В те холодные дни — страница 5 из 50

Водников давно знал и хорошо понимал замысел Косачева, но такой широкой перспективы до этого разговора он не представлял. Он внимательно слушал Косачева и, глядя на его лицо, следя за выразительными жестами рук, восхищался энергией и умом этого человека.

— Надо ясно понять, — сказал Косачев, наклоняясь к Водникову, — что если мы добьемся утверждения нашего проекта в правительстве, то тем самым возьмем на себя и огромную ответственность. Легкой жизни не будет. Пойдут трудные дни, бессонные ночи.

— А когда у нас не было трудных дней и бессонных ночей? — с доброй улыбкой спросил Водников.

— Верно, Кирилл Николаевич. Живем, как в старой песне поется: «И вся-то наша жизнь есть борьба».

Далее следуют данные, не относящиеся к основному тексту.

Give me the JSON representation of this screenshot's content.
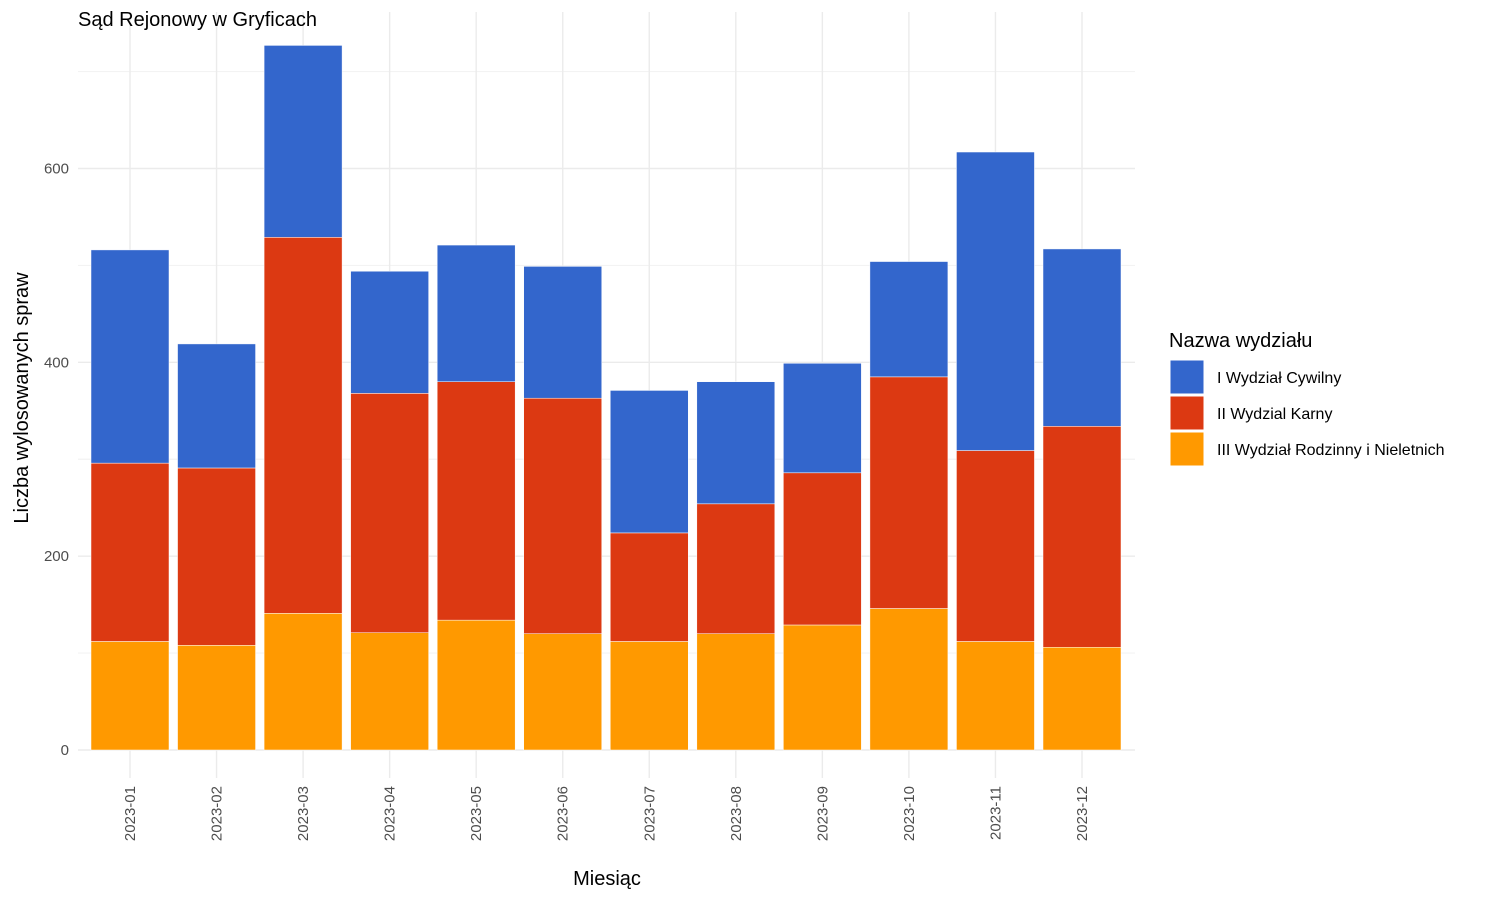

Он смолк и, слегка наклонив голову, долго смотрел на Водникова. Ему нравился этот человек с обветренным открытым лицом, с чуть заостренным носом, слегка впалыми щеками, с выразительными карими глазами, поблескивающими в глубоких впадинах под густыми черными бровями. Он умный, красивый, в его манерах чувствуется воспитанность и интеллигентность. И одевается он элегантно, всегда свежая сорочка, модный галстук, отутюженный костим, и шляпу умеет носить как-то особенно, можно подумать, что артист. Сколько помнит Водникова Косачев, он, кажется, никогда не выходил из себя, не впадал в истерику в сложных ситуациях. Всегда держится с достоинством, умеет владеть собой и никакого пижонства не терпит. Приятный человек, настоящий мужчина.

— Устали, Кирилл Николаевич? — участливо спросил Косачев. — Задал я вам работу.

Водников улыбнулся и нечаянно уронил на пол папку.

— Извините, Сергей Тарасович, — сказал он, поднимая рассыпавшийся веер бумаг. — Тут срочные документы, нужно подписать.

— Оставьте на столе, — сказал Косачев и протянул руку, прощаясь. — Идите работать.

Но не успел Водников открыть дверь, как Косачев остановил его:

— Я вас прошу, Кирилл Николаевич, торопиться с материалами. Подключите к этому делу вашего зама и всех, всех товарищей. До моего отъезда в Москву нам придется не раз собраться на заводе, у меня в кабинете. Я сообщу, назначу время. Скажите Уломову, пусть подготовит партком.

Водников посмотрел на Косачева с плохо скрываемым удивлением: «Совещание на заводе? Не считаться с докторами?»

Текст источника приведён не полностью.